Part of me grudgingly admires the balls it takes for a public servant to flout social-distancing rules in Cali after weeks of the governor being lambasted for doing that very thing and with the state now on the brink of another lockdown, crushing businesses near and far.

There’s an almost exhibitionist quality to it. Letting down your guard on social distancing is like being naked in your home and unthinkingly strolling past a window. It’s embarrassing if someone outside happens to notice, but everyone can relate to an absentminded moment. Letting down your guard on social distancing when you know people are watching — when the media is on the lookout for this stuff, relishing stories about official hypocrisy on COVID restrictions — is more like heading down to the park in a trenchcoat and flashing people.

Do these A-holes want to get caught? Are they getting a weird thrill from it, a little power trip derived from their notoriety as policymakers?

First up: The mayor of San Jose.

The NBC Bay Area Investigative Unit has learned [Mayor Sam] Liccardo celebrated [Thanksgiving] with his elderly parents at their Saratoga home with an unknown number of other guests. While the mayor’s staff did confirm the dinner took place, they have not disclosed how many other people attended, how many different households were present, and whether any of those in attendance wore masks while not eating…

Last week, Liccardo urged his more than 33,000 Twitter followers to cancel “big gatherings this year” and noted the importance of following safety protocols, even with friends and family…

“Keep your holiday gatherings to your immediate household members only,” warned Santa Clara County Health Officer Dr. Sara Cody during a November 14 virtual town hall. “I cannot emphasize enough, gathering with friends and family who are not in your household is not safe.”

Initially Liccardo’s office told the media he was staying home for Thanksgiving before correcting that statement. His spokesman then assured reporters that the Thanksgiving gathering at his parents’ home was held outdoors and was socially distanced, but he also emphasized repeatedly that it was a “private event — not public.” Which should matter … why? What’s that got to do with the guidance about limiting holiday meals to one’s own household? The virus travels when households mix, not just when they mix in public.

Up next: Los Angeles County Supervisor Sheila Kuehl, who cast the deciding vote last Tuesday in ordering all outdoor dining in the county to be discontinued and who decided to celebrate that vote by heading out to Santa Monica for a little, uh, outdoor dining.

A spokesperson for Kuehl provided FOX 11 the following brief statement:

“She did dine al fresco at Il Forno on the very last day it was permissible. She loves Il Forno, has been saddened to see it, like so many restaurants, suffer from a decline in revenue. She ate there, taking appropriate precautions, and sadly will not dine there again until our Public Health Orders permit.”

During Tuesday’s L.A. County Board of Supervisors meeting, Kuehl referred to outside dining as “a most dangerous situation” over what she described as a risk of tables of unmasked patrons potentially exposing their servers to the coronavirus.

“This is a serious health emergency and we must take it seriously,” Kuehl said.

The ban on outdoor dining didn’t take effect until the following evening so she wasn’t technically breaking the rules, but obviously it’s idiotic and hypocritical to partake in a practice which you deem so hazardous that it needs to be banned imminently. It reminds me of Bill de Blasio warning back in March as NYC was locking down that bars could be shuttered at any moment — and then advising New Yorkers that “If you love your neighborhood bar, go there now” before it closed. One last big virus-spreading hurrah before the new rules take effect, in other words. Evidently that was Kuehl’s “logic” in opting for a last meal outdoors at an L.A. eatery as well.

One local restaurant may have found the secret to avoiding the new restrictions. Since California’s politicians evidently aren’t bound by the same rules as everyone else, all you need to do is market yourself to those politicians and you can stay open.

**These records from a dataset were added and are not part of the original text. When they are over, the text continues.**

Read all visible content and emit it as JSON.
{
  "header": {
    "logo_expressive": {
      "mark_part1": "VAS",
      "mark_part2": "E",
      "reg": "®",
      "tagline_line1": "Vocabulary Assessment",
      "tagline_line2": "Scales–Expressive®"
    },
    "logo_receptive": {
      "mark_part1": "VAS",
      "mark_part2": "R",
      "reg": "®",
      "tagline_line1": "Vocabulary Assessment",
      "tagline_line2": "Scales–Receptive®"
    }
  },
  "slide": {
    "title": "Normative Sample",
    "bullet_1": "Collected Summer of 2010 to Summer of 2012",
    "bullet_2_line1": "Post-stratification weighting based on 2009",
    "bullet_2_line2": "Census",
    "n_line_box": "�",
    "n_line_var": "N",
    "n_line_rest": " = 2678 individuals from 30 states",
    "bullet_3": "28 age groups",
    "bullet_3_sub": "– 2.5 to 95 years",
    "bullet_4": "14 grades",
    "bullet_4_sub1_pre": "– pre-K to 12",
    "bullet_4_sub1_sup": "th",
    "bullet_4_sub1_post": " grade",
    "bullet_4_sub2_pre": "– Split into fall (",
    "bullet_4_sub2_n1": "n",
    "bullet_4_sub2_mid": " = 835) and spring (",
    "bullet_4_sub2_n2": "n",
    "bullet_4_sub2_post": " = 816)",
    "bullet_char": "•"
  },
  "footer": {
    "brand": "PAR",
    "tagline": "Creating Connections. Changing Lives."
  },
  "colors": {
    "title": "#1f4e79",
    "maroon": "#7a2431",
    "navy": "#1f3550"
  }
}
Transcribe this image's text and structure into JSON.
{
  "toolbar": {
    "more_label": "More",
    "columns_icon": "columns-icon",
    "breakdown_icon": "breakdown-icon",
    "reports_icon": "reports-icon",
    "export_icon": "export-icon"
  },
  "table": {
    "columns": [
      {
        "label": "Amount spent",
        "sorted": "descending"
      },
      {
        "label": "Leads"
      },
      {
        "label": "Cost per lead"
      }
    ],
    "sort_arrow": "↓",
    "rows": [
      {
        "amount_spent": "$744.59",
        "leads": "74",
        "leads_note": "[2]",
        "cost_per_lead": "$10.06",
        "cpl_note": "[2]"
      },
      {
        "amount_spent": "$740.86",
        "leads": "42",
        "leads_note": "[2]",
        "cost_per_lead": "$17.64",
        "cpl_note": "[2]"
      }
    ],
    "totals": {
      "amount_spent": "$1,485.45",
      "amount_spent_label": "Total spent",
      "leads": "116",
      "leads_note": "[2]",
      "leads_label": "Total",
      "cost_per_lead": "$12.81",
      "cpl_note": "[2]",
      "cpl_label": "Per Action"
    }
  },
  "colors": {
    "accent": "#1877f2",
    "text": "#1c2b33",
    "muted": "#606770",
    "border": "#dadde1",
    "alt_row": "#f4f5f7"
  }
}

Question: Are we being too hard on people like Liccardo and Kuehl? My strong instinct is to say “f*** no, we’re not being hard enough,” but everyone’s struggling with the burdens of social distancing after nine months. As odious as they are, our leadership class is still made up of human beings. These people crave normalcy just as we all do and are prone to lapses just as we all are.

I propose a compromise: They leave the leadership class by resigning from office and we stop hounding them for their hypocrisy. Seems like a square deal to me.

Speaking of brazenly flouting good social-distancing practices, the White House will host numerous Christmas and holiday parties this year despite the fact that multiple outbreaks have already been seeded inside that building and there are many more cases circulating in the population now than there were when Trump got infected. Can’t call that hypocrisy, though: The president and his political aides have been abundantly clear for months that they don’t care how much the virus spreads. So what more fitting way to end Trump’s presidency and the year 2020 than with a new round of COVID pox parties at the presidential mansion? Exit quotation from WaPo: “Most guests will not be tested in advance, an official said.”